7. Author’s reflection: what 7 B can and can’t do
-
Strength: Chinese long-text accuracy beats GPT-4o—handy for CN market localization. -
Limit: photographic realism slightly behind 20 B models; skin pores may look waxy. -
Surprise: you can fine-tune your brand font with <200 curated images—MMDiT learns new glyphs fast because text encoder stays frozen. -
Watch-out: extremely rare symbols (currency, math) still split into sub-characters; spell them in prompt or add specialty tokens.
8. Action checklist / one-page overview
Quick start
-
Install diffusers: pip install git+https://github.com/huggingface/diffusers -
Load pipeline: pipe = OvisImagePipeline.from_pretrained("AIDC-AI/Ovis-Image-7B", torch_dtype=torch.bfloat16).cuda() -
Generate: image = pipe("Your text here", num_inference_steps=50, guidance_scale=5.0).images[0]
Tuning tips
-
Put font & color early in prompt. -
Use 50 steps for production, 20 for previews. -
Keep guidance 4–6; >7 introduces glyph fragmentation.
Hardware
-
24 GB VRAM suffices for 1024×1024. -
H100: 14 s, A100: 21 s, RTX-4090: 28 s (50 steps).
9. Quick FAQ
Q1: Can it run on 16 GB GPUs?
A: Yes, with model CPU off-load and batch=1, expect ~40 % longer runtime.
Q2: Is commercial use allowed?
A: Apache-2.0 license covers both code and weights—no extra permission needed.
Q3: How do I insert my corporate font?
A: Create 100–200 images with your font rendered on varied backgrounds, then fine-tune MMDiT for 500 steps (LR 1e-5) while keeping VAE & encoder frozen.

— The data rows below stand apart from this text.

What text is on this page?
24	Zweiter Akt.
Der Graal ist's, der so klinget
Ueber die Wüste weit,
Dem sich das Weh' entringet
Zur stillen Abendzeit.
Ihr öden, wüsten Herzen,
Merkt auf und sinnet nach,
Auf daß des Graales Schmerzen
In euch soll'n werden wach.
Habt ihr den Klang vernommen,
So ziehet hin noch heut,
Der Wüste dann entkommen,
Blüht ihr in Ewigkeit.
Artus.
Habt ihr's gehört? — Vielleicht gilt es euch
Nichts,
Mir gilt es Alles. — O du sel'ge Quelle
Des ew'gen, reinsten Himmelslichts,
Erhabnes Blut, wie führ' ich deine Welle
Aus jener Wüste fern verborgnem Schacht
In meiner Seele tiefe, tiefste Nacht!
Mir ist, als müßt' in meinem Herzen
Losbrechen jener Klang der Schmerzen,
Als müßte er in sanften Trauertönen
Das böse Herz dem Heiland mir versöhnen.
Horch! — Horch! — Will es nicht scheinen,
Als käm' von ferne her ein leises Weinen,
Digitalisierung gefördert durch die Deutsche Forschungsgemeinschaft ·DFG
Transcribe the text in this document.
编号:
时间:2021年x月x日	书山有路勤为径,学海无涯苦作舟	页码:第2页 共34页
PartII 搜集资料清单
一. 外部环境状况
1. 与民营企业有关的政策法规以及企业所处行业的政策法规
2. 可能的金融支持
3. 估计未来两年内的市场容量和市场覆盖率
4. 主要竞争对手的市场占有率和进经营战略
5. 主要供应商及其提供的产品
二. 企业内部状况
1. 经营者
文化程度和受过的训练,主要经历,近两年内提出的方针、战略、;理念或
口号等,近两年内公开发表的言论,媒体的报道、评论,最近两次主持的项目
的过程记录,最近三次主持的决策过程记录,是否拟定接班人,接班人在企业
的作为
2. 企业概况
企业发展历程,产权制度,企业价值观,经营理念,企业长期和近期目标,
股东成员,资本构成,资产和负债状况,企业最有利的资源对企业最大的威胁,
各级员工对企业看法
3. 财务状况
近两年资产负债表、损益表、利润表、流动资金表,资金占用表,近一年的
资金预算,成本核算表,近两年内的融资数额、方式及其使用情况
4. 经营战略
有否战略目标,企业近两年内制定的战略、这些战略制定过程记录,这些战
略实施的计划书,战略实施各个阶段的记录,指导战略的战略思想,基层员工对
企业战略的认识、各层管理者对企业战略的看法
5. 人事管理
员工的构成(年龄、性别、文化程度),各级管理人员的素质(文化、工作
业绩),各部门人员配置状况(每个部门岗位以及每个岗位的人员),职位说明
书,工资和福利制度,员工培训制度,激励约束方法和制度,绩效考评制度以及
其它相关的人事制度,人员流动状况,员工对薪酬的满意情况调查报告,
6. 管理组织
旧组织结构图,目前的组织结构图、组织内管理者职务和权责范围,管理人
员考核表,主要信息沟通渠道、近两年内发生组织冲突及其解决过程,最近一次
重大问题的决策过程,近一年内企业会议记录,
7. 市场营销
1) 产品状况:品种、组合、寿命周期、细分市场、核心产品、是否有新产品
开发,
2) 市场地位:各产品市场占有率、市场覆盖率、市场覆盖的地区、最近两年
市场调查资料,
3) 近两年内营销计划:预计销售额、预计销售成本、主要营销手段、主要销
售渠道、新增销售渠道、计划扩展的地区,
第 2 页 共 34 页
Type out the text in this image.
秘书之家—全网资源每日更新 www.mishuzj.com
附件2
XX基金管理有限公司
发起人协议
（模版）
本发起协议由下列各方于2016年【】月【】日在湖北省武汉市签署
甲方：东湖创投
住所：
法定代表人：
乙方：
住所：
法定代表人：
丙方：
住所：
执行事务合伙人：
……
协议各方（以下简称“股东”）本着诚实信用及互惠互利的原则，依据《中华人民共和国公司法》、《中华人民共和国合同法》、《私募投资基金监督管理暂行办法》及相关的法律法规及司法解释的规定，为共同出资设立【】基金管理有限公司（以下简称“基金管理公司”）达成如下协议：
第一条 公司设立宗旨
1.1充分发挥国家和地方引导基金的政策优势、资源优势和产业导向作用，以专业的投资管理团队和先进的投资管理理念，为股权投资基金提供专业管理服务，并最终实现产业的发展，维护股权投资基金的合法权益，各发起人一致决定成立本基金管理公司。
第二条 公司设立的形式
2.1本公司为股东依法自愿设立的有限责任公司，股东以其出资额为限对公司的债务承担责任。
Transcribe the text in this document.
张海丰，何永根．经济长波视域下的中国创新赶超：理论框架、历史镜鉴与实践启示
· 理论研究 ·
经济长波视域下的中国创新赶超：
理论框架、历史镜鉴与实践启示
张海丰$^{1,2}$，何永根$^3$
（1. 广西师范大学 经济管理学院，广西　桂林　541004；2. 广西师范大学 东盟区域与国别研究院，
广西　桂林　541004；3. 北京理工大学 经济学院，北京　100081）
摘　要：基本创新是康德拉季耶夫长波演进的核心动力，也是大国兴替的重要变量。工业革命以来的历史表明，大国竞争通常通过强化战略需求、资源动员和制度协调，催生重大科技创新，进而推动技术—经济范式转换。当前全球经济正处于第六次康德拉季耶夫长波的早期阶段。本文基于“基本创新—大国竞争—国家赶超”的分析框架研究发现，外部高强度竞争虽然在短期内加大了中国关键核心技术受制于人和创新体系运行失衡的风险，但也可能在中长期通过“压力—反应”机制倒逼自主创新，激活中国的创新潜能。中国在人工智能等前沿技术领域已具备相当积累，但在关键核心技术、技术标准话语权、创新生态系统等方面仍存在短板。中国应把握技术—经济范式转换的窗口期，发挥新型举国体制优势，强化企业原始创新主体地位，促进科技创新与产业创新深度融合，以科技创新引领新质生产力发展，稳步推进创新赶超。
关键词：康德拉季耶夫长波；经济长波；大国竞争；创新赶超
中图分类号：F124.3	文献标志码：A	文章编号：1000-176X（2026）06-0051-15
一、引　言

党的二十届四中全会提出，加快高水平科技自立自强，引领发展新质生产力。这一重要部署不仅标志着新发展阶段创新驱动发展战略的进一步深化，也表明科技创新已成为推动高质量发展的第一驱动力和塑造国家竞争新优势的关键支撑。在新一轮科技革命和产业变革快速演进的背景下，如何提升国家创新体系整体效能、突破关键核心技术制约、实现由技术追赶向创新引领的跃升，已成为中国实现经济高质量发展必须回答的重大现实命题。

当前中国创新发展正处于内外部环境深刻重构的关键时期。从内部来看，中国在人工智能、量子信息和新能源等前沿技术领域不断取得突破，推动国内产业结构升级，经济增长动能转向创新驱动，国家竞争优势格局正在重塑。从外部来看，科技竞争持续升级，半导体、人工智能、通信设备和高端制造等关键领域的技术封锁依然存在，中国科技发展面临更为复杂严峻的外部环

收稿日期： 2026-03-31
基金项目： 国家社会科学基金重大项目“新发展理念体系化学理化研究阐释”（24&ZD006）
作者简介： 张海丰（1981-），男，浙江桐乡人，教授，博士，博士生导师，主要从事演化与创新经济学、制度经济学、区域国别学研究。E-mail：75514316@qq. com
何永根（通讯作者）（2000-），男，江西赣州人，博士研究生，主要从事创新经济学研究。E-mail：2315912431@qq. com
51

Q4: Does it support vertical Chinese or Japanese?
A: Possible but not optimized; add “vertical layout” early in prompt and increase steps to 60 for best legibility.
QQ5: Why does “$” sometimes become “S”?
A: Dollar sign gets tokenized as two chars; replace with words “dollar sign” or use full-width “$”.
Q6: Any plan for smaller (<3 B) student models?
A: The paper hints that distillation is underway—no release date yet.
Q7: Best sampler?
A: Paper uses Euler; author tests show DPM++ 2M Karras 20 steps gives same accuracy 5 % faster.
“
Happy prompting—may your letters stay crisp and your GPU fans stay quiet!